The moths go into the hoover, which seems to be the best way to get them. Actually, the same principle would probably apply to the pigeons, if I could get a big enough hoover. Not sure about the dog-owners, though.

Anyway, how do we assign value to a life (he says, stroking his beard thoughtfully, before taking off his sandals, lighting an incense stick and settling down to some erotic eastern massage)?

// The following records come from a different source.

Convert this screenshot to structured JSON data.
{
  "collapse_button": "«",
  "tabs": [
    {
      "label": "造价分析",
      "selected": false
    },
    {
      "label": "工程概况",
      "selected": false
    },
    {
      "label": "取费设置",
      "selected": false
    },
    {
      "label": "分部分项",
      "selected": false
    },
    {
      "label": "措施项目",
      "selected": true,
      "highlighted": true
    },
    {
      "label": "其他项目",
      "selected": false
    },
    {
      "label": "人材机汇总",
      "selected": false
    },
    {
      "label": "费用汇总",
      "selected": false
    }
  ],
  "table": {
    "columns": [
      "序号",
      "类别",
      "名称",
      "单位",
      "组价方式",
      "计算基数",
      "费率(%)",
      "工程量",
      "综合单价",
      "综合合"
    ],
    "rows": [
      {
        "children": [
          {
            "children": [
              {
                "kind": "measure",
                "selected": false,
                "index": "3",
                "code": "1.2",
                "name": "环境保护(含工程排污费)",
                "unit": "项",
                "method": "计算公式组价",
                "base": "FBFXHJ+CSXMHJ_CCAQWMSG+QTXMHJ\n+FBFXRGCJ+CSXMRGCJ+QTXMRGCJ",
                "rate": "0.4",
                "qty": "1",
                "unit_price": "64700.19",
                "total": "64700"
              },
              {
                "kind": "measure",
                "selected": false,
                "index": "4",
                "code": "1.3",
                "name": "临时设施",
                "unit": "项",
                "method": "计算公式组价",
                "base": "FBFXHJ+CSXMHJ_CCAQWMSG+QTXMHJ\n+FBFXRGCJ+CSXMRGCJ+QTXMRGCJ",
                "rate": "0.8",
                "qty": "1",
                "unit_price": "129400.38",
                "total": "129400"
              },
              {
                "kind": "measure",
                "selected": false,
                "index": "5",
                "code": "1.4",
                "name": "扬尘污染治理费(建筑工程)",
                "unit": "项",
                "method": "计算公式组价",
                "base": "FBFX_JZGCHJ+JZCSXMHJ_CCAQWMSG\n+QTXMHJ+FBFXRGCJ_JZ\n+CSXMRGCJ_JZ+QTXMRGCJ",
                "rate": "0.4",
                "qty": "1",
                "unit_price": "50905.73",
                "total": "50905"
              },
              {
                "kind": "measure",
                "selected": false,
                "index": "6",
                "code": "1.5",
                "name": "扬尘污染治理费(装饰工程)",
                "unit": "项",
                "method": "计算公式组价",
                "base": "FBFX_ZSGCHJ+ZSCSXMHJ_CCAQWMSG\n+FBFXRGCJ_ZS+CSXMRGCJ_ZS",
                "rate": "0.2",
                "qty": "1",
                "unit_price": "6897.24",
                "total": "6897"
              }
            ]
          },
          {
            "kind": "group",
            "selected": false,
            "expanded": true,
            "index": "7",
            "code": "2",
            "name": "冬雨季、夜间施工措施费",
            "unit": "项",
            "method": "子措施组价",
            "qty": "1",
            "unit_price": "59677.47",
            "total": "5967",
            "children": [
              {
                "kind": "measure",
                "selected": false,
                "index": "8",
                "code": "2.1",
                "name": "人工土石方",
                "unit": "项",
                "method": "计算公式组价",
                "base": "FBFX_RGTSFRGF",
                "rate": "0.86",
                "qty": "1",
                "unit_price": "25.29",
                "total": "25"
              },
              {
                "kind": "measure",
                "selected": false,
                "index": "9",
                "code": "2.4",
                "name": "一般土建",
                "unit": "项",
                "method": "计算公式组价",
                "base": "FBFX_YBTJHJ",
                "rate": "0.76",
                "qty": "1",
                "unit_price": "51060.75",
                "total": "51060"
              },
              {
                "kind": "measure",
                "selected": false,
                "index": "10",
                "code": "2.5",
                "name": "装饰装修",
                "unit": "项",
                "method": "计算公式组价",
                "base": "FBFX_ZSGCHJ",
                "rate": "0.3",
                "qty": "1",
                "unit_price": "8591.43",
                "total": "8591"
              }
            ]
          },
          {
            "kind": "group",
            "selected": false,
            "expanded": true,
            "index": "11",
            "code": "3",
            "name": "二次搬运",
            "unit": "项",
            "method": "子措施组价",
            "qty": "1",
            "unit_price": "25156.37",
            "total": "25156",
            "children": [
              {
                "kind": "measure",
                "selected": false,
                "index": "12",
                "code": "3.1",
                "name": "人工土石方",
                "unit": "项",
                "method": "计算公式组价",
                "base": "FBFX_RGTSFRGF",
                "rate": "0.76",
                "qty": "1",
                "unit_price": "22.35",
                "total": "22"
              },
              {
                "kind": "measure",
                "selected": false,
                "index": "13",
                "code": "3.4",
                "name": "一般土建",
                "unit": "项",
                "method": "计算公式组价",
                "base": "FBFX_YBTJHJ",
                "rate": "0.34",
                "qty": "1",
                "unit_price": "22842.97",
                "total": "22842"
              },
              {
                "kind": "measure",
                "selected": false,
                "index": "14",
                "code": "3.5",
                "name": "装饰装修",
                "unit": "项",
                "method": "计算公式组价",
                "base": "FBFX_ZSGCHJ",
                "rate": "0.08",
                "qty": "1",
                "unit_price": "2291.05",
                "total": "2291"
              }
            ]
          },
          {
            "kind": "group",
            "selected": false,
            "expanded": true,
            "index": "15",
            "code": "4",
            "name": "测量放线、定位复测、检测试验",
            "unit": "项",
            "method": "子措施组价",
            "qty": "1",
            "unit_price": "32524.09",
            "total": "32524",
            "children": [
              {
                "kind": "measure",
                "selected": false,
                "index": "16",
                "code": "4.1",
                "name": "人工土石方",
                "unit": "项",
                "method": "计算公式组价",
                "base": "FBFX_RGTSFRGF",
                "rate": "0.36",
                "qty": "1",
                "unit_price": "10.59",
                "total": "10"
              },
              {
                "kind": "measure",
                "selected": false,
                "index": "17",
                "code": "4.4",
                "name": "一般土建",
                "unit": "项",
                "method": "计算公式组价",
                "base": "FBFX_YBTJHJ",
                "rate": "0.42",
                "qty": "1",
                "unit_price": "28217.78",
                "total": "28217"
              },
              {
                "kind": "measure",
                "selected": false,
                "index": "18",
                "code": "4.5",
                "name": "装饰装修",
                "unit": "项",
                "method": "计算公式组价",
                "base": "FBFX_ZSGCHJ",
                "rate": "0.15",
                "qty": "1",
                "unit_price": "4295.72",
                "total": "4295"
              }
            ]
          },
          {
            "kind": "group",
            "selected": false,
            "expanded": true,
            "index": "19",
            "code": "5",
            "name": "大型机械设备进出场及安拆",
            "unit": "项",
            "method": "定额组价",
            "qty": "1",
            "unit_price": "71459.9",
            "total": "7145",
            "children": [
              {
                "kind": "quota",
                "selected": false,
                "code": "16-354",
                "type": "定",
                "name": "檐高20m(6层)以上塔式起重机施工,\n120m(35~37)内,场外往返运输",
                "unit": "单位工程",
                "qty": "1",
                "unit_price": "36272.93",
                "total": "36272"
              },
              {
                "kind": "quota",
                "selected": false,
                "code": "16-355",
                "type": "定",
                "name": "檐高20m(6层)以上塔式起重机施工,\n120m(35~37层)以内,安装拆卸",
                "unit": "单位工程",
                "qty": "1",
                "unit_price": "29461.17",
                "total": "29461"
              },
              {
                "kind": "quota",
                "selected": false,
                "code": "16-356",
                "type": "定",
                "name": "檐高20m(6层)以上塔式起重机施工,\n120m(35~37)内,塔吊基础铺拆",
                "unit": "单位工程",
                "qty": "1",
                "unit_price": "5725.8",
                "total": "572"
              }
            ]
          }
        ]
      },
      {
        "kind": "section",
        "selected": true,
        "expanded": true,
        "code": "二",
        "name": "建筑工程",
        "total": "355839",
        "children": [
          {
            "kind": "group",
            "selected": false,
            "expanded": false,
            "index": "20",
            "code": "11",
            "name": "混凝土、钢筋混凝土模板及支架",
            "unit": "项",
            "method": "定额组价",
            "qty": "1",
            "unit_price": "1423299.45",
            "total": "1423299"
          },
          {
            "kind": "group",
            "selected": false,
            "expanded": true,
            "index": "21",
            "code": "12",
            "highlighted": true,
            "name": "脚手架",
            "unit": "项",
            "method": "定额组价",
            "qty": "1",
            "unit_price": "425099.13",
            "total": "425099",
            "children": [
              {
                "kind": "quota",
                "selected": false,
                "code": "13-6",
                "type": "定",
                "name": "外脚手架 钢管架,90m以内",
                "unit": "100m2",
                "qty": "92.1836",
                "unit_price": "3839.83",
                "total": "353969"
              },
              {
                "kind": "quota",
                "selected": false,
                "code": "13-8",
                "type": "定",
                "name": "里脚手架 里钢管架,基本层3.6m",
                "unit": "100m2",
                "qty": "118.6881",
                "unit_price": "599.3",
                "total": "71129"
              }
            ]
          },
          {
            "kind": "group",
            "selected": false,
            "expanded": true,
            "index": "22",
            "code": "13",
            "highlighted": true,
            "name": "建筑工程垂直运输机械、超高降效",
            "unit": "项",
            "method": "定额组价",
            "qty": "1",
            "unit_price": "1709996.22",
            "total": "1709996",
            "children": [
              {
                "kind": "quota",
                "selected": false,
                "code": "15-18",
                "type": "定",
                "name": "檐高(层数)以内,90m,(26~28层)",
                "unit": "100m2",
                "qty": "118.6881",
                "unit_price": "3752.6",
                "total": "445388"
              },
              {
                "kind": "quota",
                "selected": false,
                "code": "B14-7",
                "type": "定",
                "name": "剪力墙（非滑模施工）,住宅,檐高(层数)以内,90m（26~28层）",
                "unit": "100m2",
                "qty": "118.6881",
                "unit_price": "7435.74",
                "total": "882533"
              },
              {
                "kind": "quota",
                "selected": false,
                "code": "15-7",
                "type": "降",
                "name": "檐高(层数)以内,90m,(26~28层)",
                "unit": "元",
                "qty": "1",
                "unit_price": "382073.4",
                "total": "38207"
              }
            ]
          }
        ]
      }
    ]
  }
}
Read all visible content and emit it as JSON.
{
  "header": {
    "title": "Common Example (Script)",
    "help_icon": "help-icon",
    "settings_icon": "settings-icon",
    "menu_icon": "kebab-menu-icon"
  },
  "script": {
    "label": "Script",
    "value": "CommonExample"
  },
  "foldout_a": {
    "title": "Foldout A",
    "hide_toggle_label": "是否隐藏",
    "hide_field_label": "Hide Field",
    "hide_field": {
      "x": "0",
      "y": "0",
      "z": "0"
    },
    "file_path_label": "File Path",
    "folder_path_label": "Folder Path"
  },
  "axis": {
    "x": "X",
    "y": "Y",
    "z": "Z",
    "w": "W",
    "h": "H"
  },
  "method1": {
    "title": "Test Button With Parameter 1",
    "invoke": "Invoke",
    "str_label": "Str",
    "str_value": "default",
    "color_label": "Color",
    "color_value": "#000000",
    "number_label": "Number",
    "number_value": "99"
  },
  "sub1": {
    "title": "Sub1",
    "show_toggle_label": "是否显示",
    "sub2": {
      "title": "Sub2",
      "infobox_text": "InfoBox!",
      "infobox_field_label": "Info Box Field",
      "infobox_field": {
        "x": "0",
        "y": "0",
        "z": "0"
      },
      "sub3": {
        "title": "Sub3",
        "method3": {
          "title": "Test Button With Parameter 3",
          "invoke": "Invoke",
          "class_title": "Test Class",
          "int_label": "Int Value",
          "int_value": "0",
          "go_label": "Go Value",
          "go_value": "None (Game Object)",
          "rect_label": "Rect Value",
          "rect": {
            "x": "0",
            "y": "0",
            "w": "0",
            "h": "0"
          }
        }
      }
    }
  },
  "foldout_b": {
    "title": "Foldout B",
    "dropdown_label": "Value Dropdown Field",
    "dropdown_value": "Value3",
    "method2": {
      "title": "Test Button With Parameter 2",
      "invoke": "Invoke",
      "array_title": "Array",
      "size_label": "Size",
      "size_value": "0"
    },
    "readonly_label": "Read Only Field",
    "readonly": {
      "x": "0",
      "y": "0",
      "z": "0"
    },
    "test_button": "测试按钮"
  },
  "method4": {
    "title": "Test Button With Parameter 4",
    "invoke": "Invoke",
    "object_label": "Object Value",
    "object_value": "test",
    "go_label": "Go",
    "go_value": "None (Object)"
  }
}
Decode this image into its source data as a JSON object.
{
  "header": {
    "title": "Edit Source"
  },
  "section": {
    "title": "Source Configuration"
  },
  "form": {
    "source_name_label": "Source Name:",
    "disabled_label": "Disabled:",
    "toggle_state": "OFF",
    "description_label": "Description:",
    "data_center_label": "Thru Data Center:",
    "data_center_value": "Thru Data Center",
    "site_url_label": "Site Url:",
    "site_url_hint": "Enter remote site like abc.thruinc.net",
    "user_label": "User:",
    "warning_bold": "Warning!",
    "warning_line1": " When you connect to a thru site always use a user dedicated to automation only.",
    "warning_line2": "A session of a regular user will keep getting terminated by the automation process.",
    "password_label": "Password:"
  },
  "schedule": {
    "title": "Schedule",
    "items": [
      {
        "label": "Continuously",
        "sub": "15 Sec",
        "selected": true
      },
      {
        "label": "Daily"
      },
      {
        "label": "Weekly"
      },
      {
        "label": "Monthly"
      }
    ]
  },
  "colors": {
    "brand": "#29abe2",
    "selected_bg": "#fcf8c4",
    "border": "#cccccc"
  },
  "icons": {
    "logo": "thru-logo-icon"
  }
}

Obviously, MY life is worth more than everyone else's, because I am ginger and therefore genetically superior to everyone, but why should people be able to kill a moth without guilt or consequence, but go to jail for choking someone to death with a particularly large and slippery dog turd. Is that fair? Is it about size? If that's the case, is it OK to shoot someone when they're really far away, because they look small?

I'm now off to my weekly Sociopaths' currant bun social evening.


Someones uncle said...

Smacks of "Animal Farm". And moths do serve a vital function in eating holes in clothes so that you have to buy more. Think consumerism.

For awhile I thought your 21st century crusade was against those birds that take aim on freshly washed cars, or like the one who had an aim on me a few days ago like a Scud missile. He/she was actually able to hit the window frame of the car as I drove at x miles per hour, causing the 'excreta' to disintegrate into a fine mist over the side of my face.

Ever heard a bird laugh?

Nats Grant Logan said...



Michael said...

Sounds like your little birdy was far more accurate than a scud. I seem to remember Iraq aimlessly lobbing them into Israel without hitting anything (unless you count dusty plains as a hit).

Someones uncle said...

As usual, your grasp of miscellaneous facts is astounding, Michael. Scud missiles didn't hit anything. 'Smart' bombs did.

My bird was a trained weapons carrier.